Despite the fact that the 1920 census would enumerate over two million
residents of Kings County, the motion for a change of venue was granted.
Judge Callaghan insisted, "The defendants were tried and convicted
in the eyes of public opinion before an indictment was ever found
against them." Foreshadowing the Red Scare to come, Justice Callaghan
compared efforts to discredit the BRT to "the efforts of a well-organized
corps of propagandists." The trial was moved to Mineola, the seat
of Nassau County, where presumably a less radical jury pool would
be convened. The BRT's success in achieving a change of venue turned
out to be a master stroke; all the defendants were acquitted by April
1919. One Brooklynite spoke for many: We believe it was a scandalous
waste of money for the District Attorney to carry on the trials in
Nassau County. We believe it is a great incitement to disorder for
any jury to declare a man free from blame who, in order to win a bonus
of $20, deliberately runs a crowded train and causes more casualties
than made the United States go to was with Germany. The incident reveals
Brooklyn's sui generis nature. In 1919 more than four million
people, one out of every five employed workers, was involved in a
strike.
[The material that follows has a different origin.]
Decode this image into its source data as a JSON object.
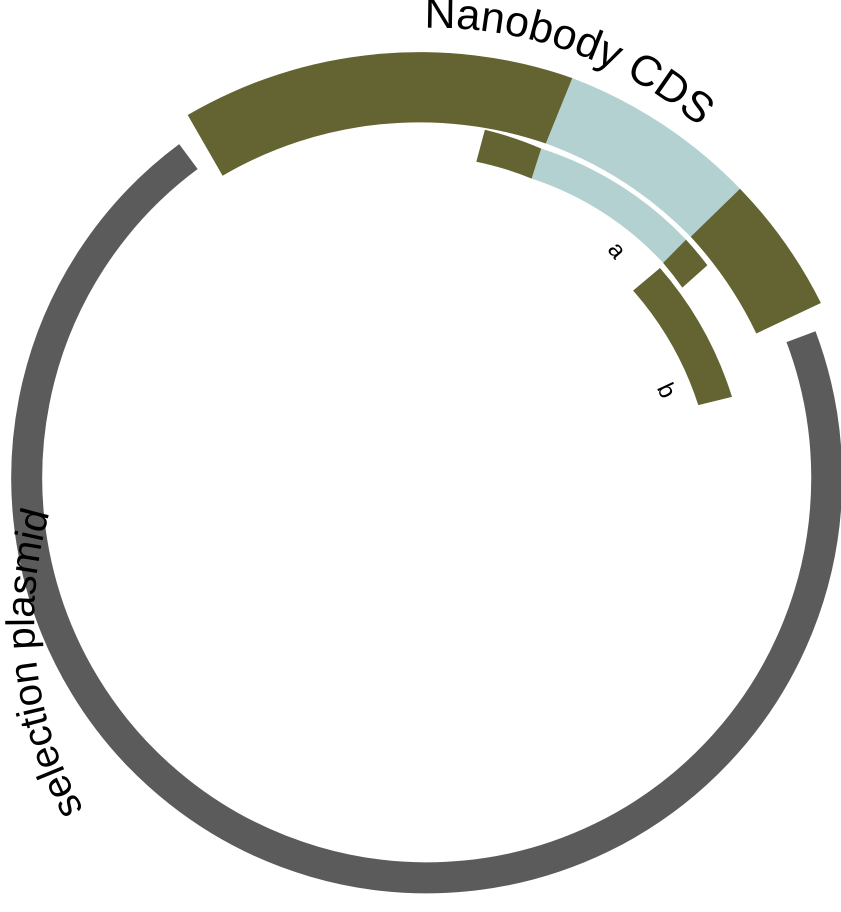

Workers sought to make wartime gains permanent while business
owners attempted to roll back the clock. In the arena of public opinion,
however, where much of this battle would be fought, industrial democracy
seemed to be an assault on private enterprise and public order. Standard
historical interpretations invariably note a swing to the right in
American public opinion. The majority of people, often influenced
by hysterical newspapers controlled by the wealthy, believed unions
had no rightful place in a peacetime system. National loyalty became
equated with the open shop and business associations attempted to
foster this anti-union sentiment. By mid-1919, laboršs position was
rapidly weakening: unions no longer had governmental support, and
were being blamed for the high cost of living and lagging productivity.
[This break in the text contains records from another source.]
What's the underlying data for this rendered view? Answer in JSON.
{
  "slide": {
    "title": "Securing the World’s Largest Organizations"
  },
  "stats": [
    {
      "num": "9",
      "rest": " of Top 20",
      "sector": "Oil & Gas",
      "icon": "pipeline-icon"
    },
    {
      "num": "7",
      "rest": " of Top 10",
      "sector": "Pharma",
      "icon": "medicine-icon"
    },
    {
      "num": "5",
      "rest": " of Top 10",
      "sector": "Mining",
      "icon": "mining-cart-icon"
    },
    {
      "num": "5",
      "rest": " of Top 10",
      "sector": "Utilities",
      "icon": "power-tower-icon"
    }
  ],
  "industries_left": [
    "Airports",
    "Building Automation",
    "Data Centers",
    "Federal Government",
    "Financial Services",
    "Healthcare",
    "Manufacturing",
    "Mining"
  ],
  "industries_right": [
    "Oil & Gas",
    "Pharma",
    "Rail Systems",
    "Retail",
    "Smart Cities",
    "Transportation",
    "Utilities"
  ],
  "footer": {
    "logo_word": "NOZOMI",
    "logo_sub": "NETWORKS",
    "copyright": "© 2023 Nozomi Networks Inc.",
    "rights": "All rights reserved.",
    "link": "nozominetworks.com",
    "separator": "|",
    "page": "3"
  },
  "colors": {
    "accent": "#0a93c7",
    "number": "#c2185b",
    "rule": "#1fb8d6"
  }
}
The hysteria of the Red Scare of late 1919 and early 1920 blurred
the distinction between "good" American unions and those controlled
by radical conspirators or evil immigrants bent on social revolution.
Brooklyn in 1919 hardly fits this scenario. Brooklynites remained
decidedly to the left of the rest of the nation, and the Malbone Street
disaster inhibited any movement to conservatism in the borough. Only
by moving the trial to Nassau County could the BRT hope to find a
sympathetic jury. Brooklyn, USA was truly "a city apart."